Drivers of smaller passenger vehicles, including pickup trucks and SUVs, are all threatened constantly by the presence of large commercial trucks which share the public roadways. The weight of these much more massive semi tractor-trailers, box trucks and other delivery vehicles can eclipse the average family car. For example, a fully loaded 18-wheeler can weigh upward of 80,000 pounds.
As Maryland trucking accident lawyers, I and my colleagues know that any traffic accident involving a semi can be a life-threatening event. Annually, hundreds of heavy vehicles, including Kenworth, Peterbilt and Freightliner big rigs, are involved in accidents across the country.

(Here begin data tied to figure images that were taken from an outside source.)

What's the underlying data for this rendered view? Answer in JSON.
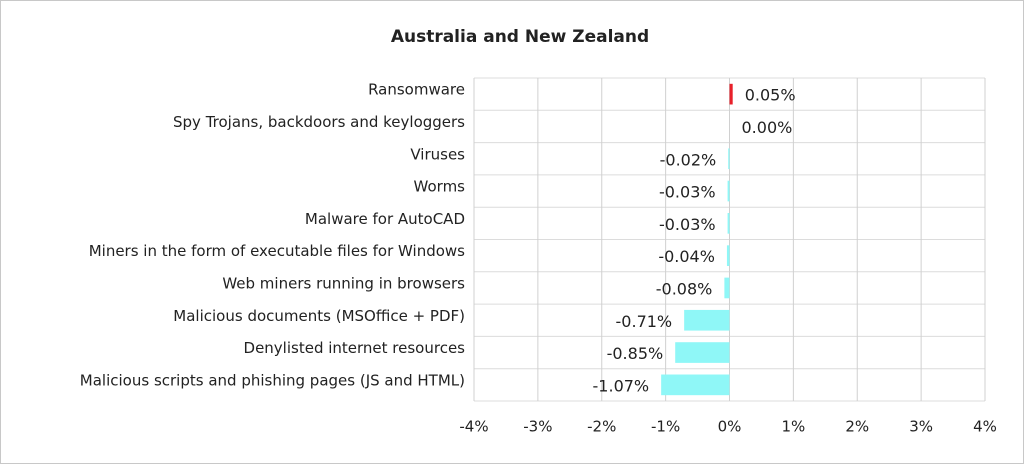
{
  "chart_data": {
    "type": "bar",
    "orientation": "horizontal",
    "title": "Australia and New Zealand",
    "categories": [
      "Ransomware",
      "Spy Trojans, backdoors and keyloggers",
      "Viruses",
      "Worms",
      "Malware for AutoCAD",
      "Miners in the form of executable files for Windows",
      "Web miners running in browsers",
      "Malicious documents (MSOffice + PDF)",
      "Denylisted internet resources",
      "Malicious scripts and phishing pages (JS and HTML)"
    ],
    "values": [
      0.05,
      0.0,
      -0.02,
      -0.03,
      -0.03,
      -0.04,
      -0.08,
      -0.71,
      -0.85,
      -1.07
    ],
    "value_labels": [
      "0.05%",
      "0.00%",
      "-0.02%",
      "-0.03%",
      "-0.03%",
      "-0.04%",
      "-0.08%",
      "-0.71%",
      "-0.85%",
      "-1.07%"
    ],
    "colors": [
      "#e8202a",
      "#8ff7f7",
      "#8ff7f7",
      "#8ff7f7",
      "#8ff7f7",
      "#8ff7f7",
      "#8ff7f7",
      "#8ff7f7",
      "#8ff7f7",
      "#8ff7f7"
    ],
    "xlim": [
      -4,
      4
    ],
    "xticks": [
      {
        "value": -4,
        "label": "-4%"
      },
      {
        "value": -3,
        "label": "-3%"
      },
      {
        "value": -2,
        "label": "-2%"
      },
      {
        "value": -1,
        "label": "-1%"
      },
      {
        "value": 0,
        "label": "0%"
      },
      {
        "value": 1,
        "label": "1%"
      },
      {
        "value": 2,
        "label": "2%"
      },
      {
        "value": 3,
        "label": "3%"
      },
      {
        "value": 4,
        "label": "4%"
      }
    ],
    "grid": true
  }
}
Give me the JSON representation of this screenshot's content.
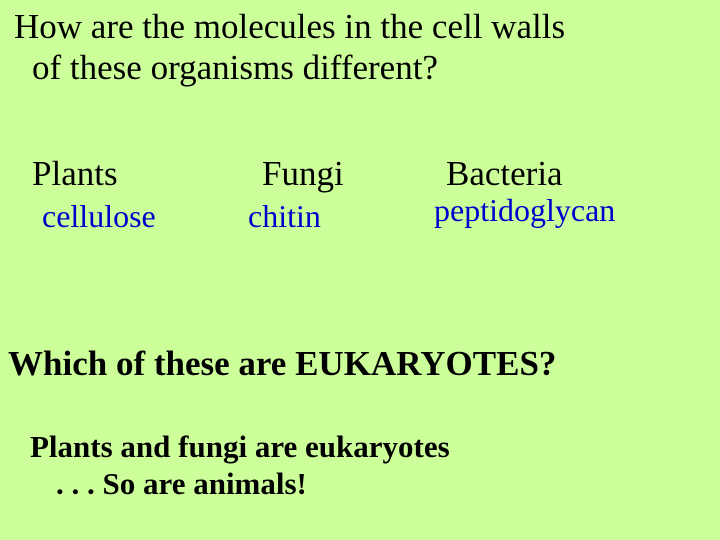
{
  "background_color": "#ccff99",
  "text_color_black": "#000000",
  "text_color_blue": "#0000cc",
  "font_family": "Times New Roman",
  "question1": {
    "line1": "How are the molecules in the cell walls",
    "line2": "of these organisms different?",
    "fontsize": 35,
    "fontweight": "normal"
  },
  "organisms": {
    "head_fontsize": 35,
    "answer_fontsize": 32,
    "plants": {
      "heading": "Plants",
      "answer": "cellulose"
    },
    "fungi": {
      "heading": "Fungi",
      "answer": "chitin"
    },
    "bacteria": {
      "heading": "Bacteria",
      "answer": "peptidoglycan"
    }
  },
  "question2": {
    "text": "Which of these are EUKARYOTES?",
    "fontsize": 35,
    "fontweight": "bold"
  },
  "answer2": {
    "line1": "Plants and fungi are eukaryotes",
    "line2": ". . . So are animals!",
    "fontsize": 31,
    "fontweight": "bold"
  }
}
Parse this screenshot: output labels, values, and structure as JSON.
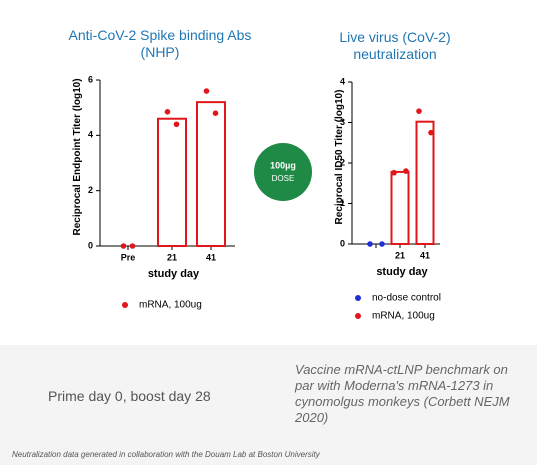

A trucking accident, especially at highway speeds, can easily result in serious injury to the occupants of the smaller cars caught up in that particular collision; many of these wrecks can be fatal to the drivers and passengers in smaller cars, trucks and motorcycles.
It is an unfortunate fact of life that big rigs are more likely to be involved in serious multiple-vehicle collisions than SUVs, minivans or other passenger vehicles. Statistics bear this out that time after time injuries from trucking accidents are much more serious and very often fatal. Typical injuries to passenger car occupants can include spinal cord damage, traumatic brain damage, broken bones and other serious and possibly permanent bodily injuries.
Because heavy commercial vehicles are important to this country’s continued economic success, the volume and frequency of these oversize trucks on Maryland’s public roads will always be a significant factor in traffic accident, injuries and, sadly, fatalities. Busy urban areas also have their share of trucking accidents, whether on nearby expressway on- and off-ramps as well as surface streets leading to and from industrial parks.
From research performed over the years, we know that many trucking accidents could have been avoided. Although most trucking companies are responsible enough to ensure that their trucks and drivers are safe, some are not. Cargo overloading is more common than one would expect and can cause operational problems for the driver of these big rigs. In an accident situation, and overloaded truck takes longer to stop and can more easily lose control, depending on the road conditions.
It’s no uncommon that truck drivers themselves will occasionally take risks on the road. While most truckers observe traffic safety rules and regulations, some do not. Instances of exceeding the legal on-road driving time, just one example, can be a common factor in many a tragic accident. Drowsy driving on a truck driver’s part can frequently be found as a contributing factor. Other causes may include driving too fast for conditions, making unsafe passing maneuvers, and even intoxicated driving.